Luiz Inacio Lula da Silva is a hard act to follow. During the retired Brazilian president’s eight-year tenure, which ended last year, GDP soared. Giant offshore oil discoveries stripped Hugo Chávez’s Venezuela of its status as dominant South American oil producer. And the gap between rich and poor has narrowed more quickly than in Canada or any advanced economy.
Lula successor Dilma Rousseff, a 64-year-old economist, is determined to keep GDP growing at a rapid rate that already has seen Brazil eclipse Britain this year as the world’s sixth-largest economy. (Canada’s economy is about 80 per cent the size of Brazil’s.)
Her ambitious plans will also see heavy investment in education and health care and in a modernized infrastructure to make her vast country — the world’s fifth largest by area — more globally competitive. There will be more state support for enterprises like Embraer SA, chief rival to Montreal’s Bombardier Inc. in commuter jets.
And Brazil has an edge in alternative energy, having bested America in rejecting the false promise of ethanol as an alternative energy source, opting instead for more energy-rich agricultural feedstock.
The chief obstacle to progress for Rousseff is entrenched corruption, conspicuously in the 23 political parties with seats in the lower house of the Brazilian congress. Each demands patronage in return for passage of legislation.

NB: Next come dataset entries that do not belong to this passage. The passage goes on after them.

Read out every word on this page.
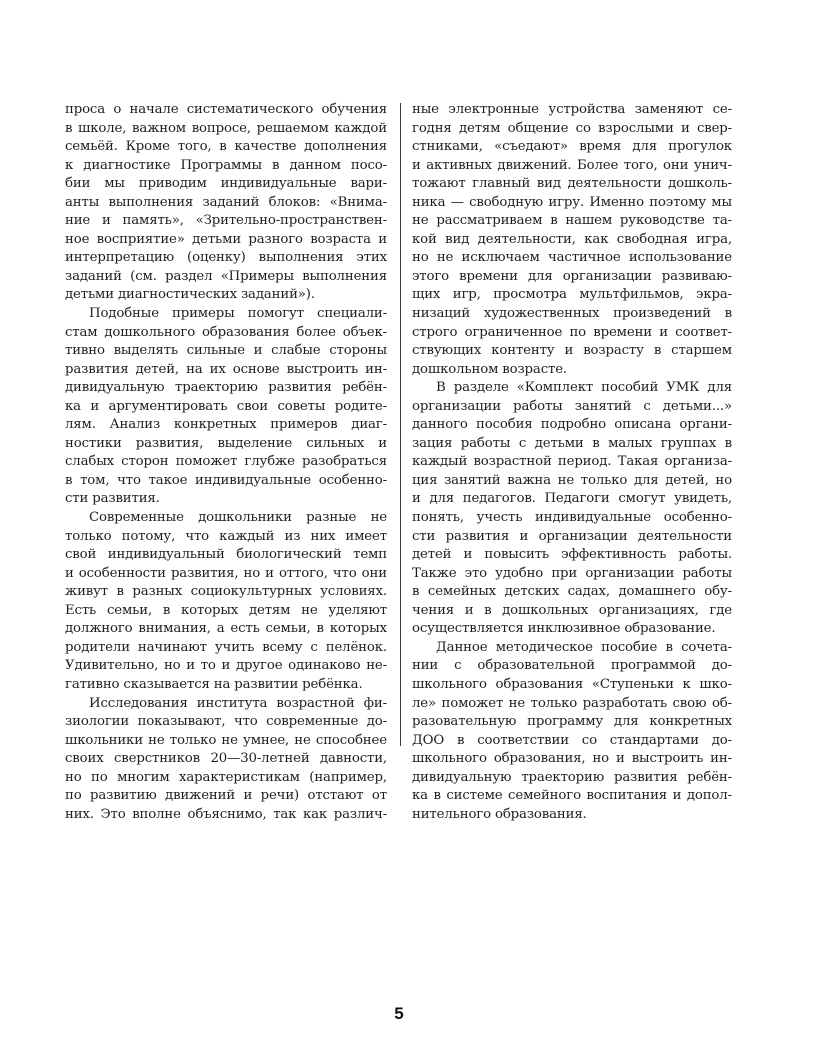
проса о начале систематического обучения
в школе, важном вопросе, решаемом каждой
семьёй. Кроме того, в качестве дополнения
к диагностике Программы в данном посо-
бии мы приводим индивидуальные вари-
анты выполнения заданий блоков: «Внима-
ние и память», «Зрительно-пространствен-
ное восприятие» детьми разного возраста и
интерпретацию (оценку) выполнения этих
заданий (см. раздел «Примеры выполнения
детьми диагностических заданий»).
Подобные примеры помогут специали-
стам дошкольного образования более объек-
тивно выделять сильные и слабые стороны
развития детей, на их основе выстроить ин-
дивидуальную траекторию развития ребён-
ка и аргументировать свои советы родите-
лям. Анализ конкретных примеров диаг-
ностики развития, выделение сильных и
слабых сторон поможет глубже разобраться
в том, что такое индивидуальные особенно-
сти развития.
Современные дошкольники разные не
только потому, что каждый из них имеет
свой индивидуальный биологический темп
и особенности развития, но и оттого, что они
живут в разных социокультурных условиях.
Есть семьи, в которых детям не уделяют
должного внимания, а есть семьи, в которых
родители начинают учить всему с пелёнок.
Удивительно, но и то и другое одинаково не-
гативно сказывается на развитии ребёнка.
Исследования института возрастной фи-
зиологии показывают, что современные до-
школьники не только не умнее, не способнее
своих сверстников 20—30-летней давности,
но по многим характеристикам (например,
по развитию движений и речи) отстают от
них. Это вполне объяснимо, так как различ-
ные электронные устройства заменяют се-
годня детям общение со взрослыми и свер-
стниками, «съедают» время для прогулок
и активных движений. Более того, они унич-
тожают главный вид деятельности дошколь-
ника — свободную игру. Именно поэтому мы
не рассматриваем в нашем руководстве та-
кой вид деятельности, как свободная игра,
но не исключаем частичное использование
этого времени для организации развиваю-
щих игр, просмотра мультфильмов, экра-
низаций художественных произведений в
строго ограниченное по времени и соответ-
ствующих контенту и возрасту в старшем
дошкольном возрасте.
В разделе «Комплект пособий УМК для
организации работы занятий с детьми...»
данного пособия подробно описана органи-
зация работы с детьми в малых группах в
каждый возрастной период. Такая организа-
ция занятий важна не только для детей, но
и для педагогов. Педагоги смогут увидеть,
понять, учесть индивидуальные особенно-
сти развития и организации деятельности
детей и повысить эффективность работы.
Также это удобно при организации работы
в семейных детских садах, домашнего обу-
чения и в дошкольных организациях, где
осуществляется инклюзивное образование.
Данное методическое пособие в сочета-
нии с образовательной программой до-
школьного образования «Ступеньки к шко-
ле» поможет не только разработать свою об-
разовательную программу для конкретных
ДОО в соответствии со стандартами до-
школьного образования, но и выстроить ин-
дивидуальную траекторию развития ребён-
ка в системе семейного воспитания и допол-
нительного образования.
5
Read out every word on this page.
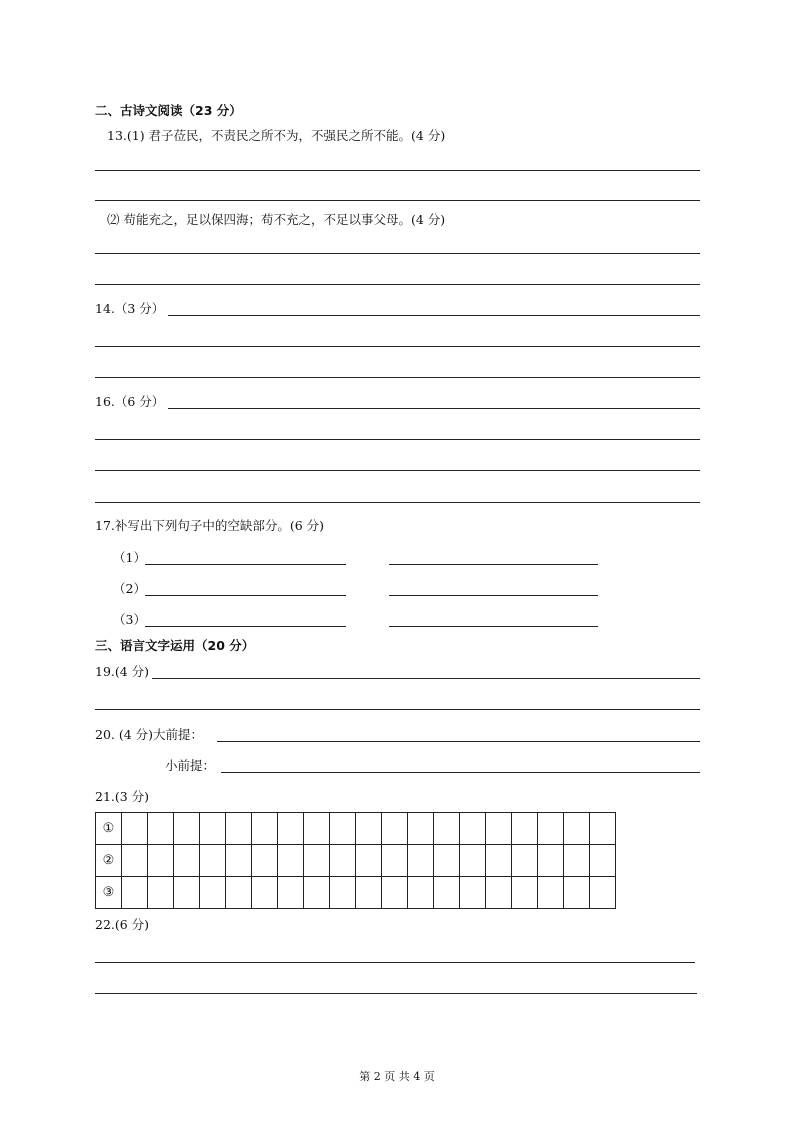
二、古诗文阅读（23 分）
13.(1) 君子莅民，不责民之所不为，不强民之所不能。(4 分)
⑵ 苟能充之，足以保四海；苟不充之，不足以事父母。(4 分)
14.（3 分）
16.（6 分）
17.补写出下列句子中的空缺部分。(6 分)
（1）
（2）
（3）
三、语言文字运用（20 分）
19.(4 分)
20. (4 分)大前提：
小前提：
21.(3 分)
①																			
②																			
③																			
22.(6 分)
第 2 页 共 4 页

Yet, as if taking her cue from Mexico’s all-out war on druglords, Rousseff — a less forgiving sort than Lula — has already sacked four cabinet officers over alleged ethical transgressions.
Like her 37 predecessors, Rousseff doesn’t need congressional assent for many key initiatives, including education, health care and infrastructure upgrading. Government policy has been the chief factor in Brazil’s improved living conditions.
Rousseff’s faxina (“housekeeping”) campaign for reforming public governance has gone over well with Brazilians. Her overt intolerance of public malfeasance has been a refreshing development for Brazilians, who learn with no small satisfaction about the abrupt departure of an incompetent or featherbedding cabinet minister or agency head.